TAMARA KAMENSZAIN. EL LIBRO DE TAMAR


MATA RATA

Al poco tiempo de conocernos, impulsados por un deseo de él de buscar nuevos horizontes (sobre todo laborales) nos habíamos ido por un año a vivir a Nueva York. Y fue ahí donde me enfrenté por primera vez con una rata. A decir verdad, era un ratón, pero mi fobia extrema a esos animales no distinguía, y me temo que sigue sin distinguir, entre un ejemplar casi de juguete y un verdadero roedor adulto. Corría 1975 y nos habían prestado un departamento destartalado en pleno Greenwich Village. Allí mi ex, en un claro acto de amor, tomó una escoba y mató al bichito –en criollo tranquilizador “la laucha”– que me tenía espantada. Mientras un mini-cadáver se estrellaba en la esquina de Mc Dougall y Bleecker, nuestra relación se fortalecía. Hacer algo para que el otro nos quiera, se me aparece, ahora que la evoco, como una intervención valiente: había que dejar de esgrimir argumentos inteligentes que fascinaran a nuestro interlocutor literario y pasar al acto esgrimiendo una escoba.

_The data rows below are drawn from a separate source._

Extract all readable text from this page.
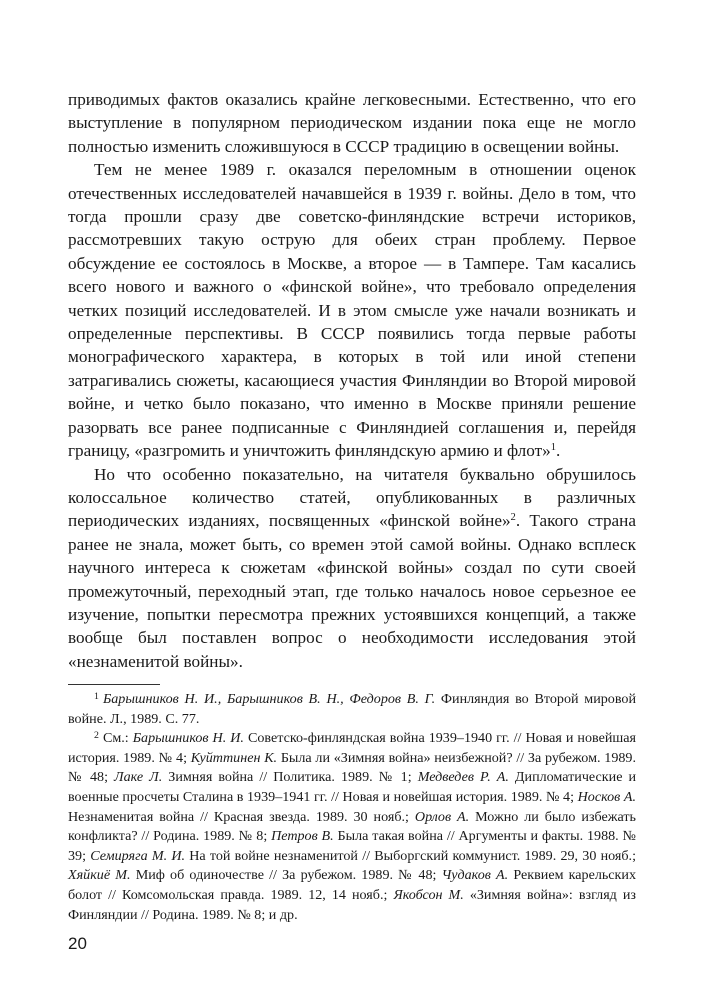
приводимых фактов оказались крайне легковесными. Естественно, что его выступление в популярном периодическом издании пока еще не могло полностью изменить сложившуюся в СССР традицию в освещении войны.

Тем не менее 1989 г. оказался переломным в отношении оценок отечественных исследователей начавшейся в 1939 г. войны. Дело в том, что тогда прошли сразу две советско-финляндские встречи историков, рассмотревших такую острую для обеих стран проблему. Первое обсуждение ее состоялось в Москве, а второе — в Тампере. Там касались всего нового и важного о «финской войне», что требовало определения четких позиций исследователей. И в этом смысле уже начали возникать и определенные перспективы. В СССР появились тогда первые работы монографического характера, в которых в той или иной степени затрагивались сюжеты, касающиеся участия Финляндии во Второй мировой войне, и четко было показано, что именно в Москве приняли решение разорвать все ранее подписанные с Финляндией соглашения и, перейдя границу, «разгромить и уничтожить финляндскую армию и флот»$^1$.

Но что особенно показательно, на читателя буквально обрушилось колоссальное количество статей, опубликованных в различных периодических изданиях, посвященных «финской войне»$^2$. Такого страна ранее не знала, может быть, со времен этой самой войны. Однако всплеск научного интереса к сюжетам «финской войны» создал по сути своей промежуточный, переходный этап, где только началось новое серьезное ее изучение, попытки пересмотра прежних устоявшихся концепций, а также вообще был поставлен вопрос о необходимости исследования этой «незнаменитой войны».

$^1$ Барышников Н. И., Барышников В. Н., Федоров В. Г. Финляндия во Второй мировой войне. Л., 1989. С. 77.

$^2$ См.: Барышников Н. И. Советско-финляндская война 1939–1940 гг. // Новая и новейшая история. 1989. № 4; Куйттинен К. Была ли «Зимняя война» неизбежной? // За рубежом. 1989. № 48; Лаке Л. Зимняя война // Политика. 1989. № 1; Медведев Р. А. Дипломатические и военные просчеты Сталина в 1939–1941 гг. // Новая и новейшая история. 1989. № 4; Носков А. Незнаменитая война // Красная звезда. 1989. 30 нояб.; Орлов А. Можно ли было избежать конфликта? // Родина. 1989. № 8; Петров В. Была такая война // Аргументы и факты. 1988. № 39; Семиряга М. И. На той войне незнаменитой // Выборгский коммунист. 1989. 29, 30 нояб.; Хяйкиё М. Миф об одиночестве // За рубежом. 1989. № 48; Чудаков А. Реквием карельских болот // Комсомольская правда. 1989. 12, 14 нояб.; Якобсон М. «Зимняя война»: взгляд из Финляндии // Родина. 1989. № 8; и др.

20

Seguramente mi ex al escribir “Tamar”, además de combinar con gracia bolsones semánticos que solo yo puedo llegar tal vez a desentrañar (en ese sentido parece tratarse más de un mensaje velado que de un poema propiamente dicho), sin ninguna duda también había evocado aquella escena de amor neoyorquino.

Lo que ya no pudo fue llevarla a cabo por segunda vez. Aunque, seguramente, como me lo muestra a todas luces esta nueva lectura que hago quince años después, hubiera querido hacerlo. ¡Si hasta dibujó la rama que en este caso sustituiría a la escoba! Y no se trata de un dibujo más, como aquellos entrañables bocetos de Eduardo Stupía que muchas veces acompañaron las ficciones que él escribía. En vez de la juvenil escoba de alquiler temporario, ahora lo que realmente se necesitaba era una rama arrancada del propio hogar. Una de las tantas que había en el patio-jardín de la casa donde habíamos convivido con nuestros hijos durante tantos años y de cuyas vicisitudes cotidianas yo había quedado a cargo. Parece ser que había que atar la rama para matar a la rata mientras en ese mismo acto se mataba una tara y se rearmaba la trama del amor. ¿Pero quién lo tenía que hacer? Por ahora creo entender que el hablante del poema “Tamar” parece estar dirigiéndose a sí mismo en un urgente imperativo donde hasta se impone, bajo signos de admiración, la tarea a todas luces imposible de arar el mar.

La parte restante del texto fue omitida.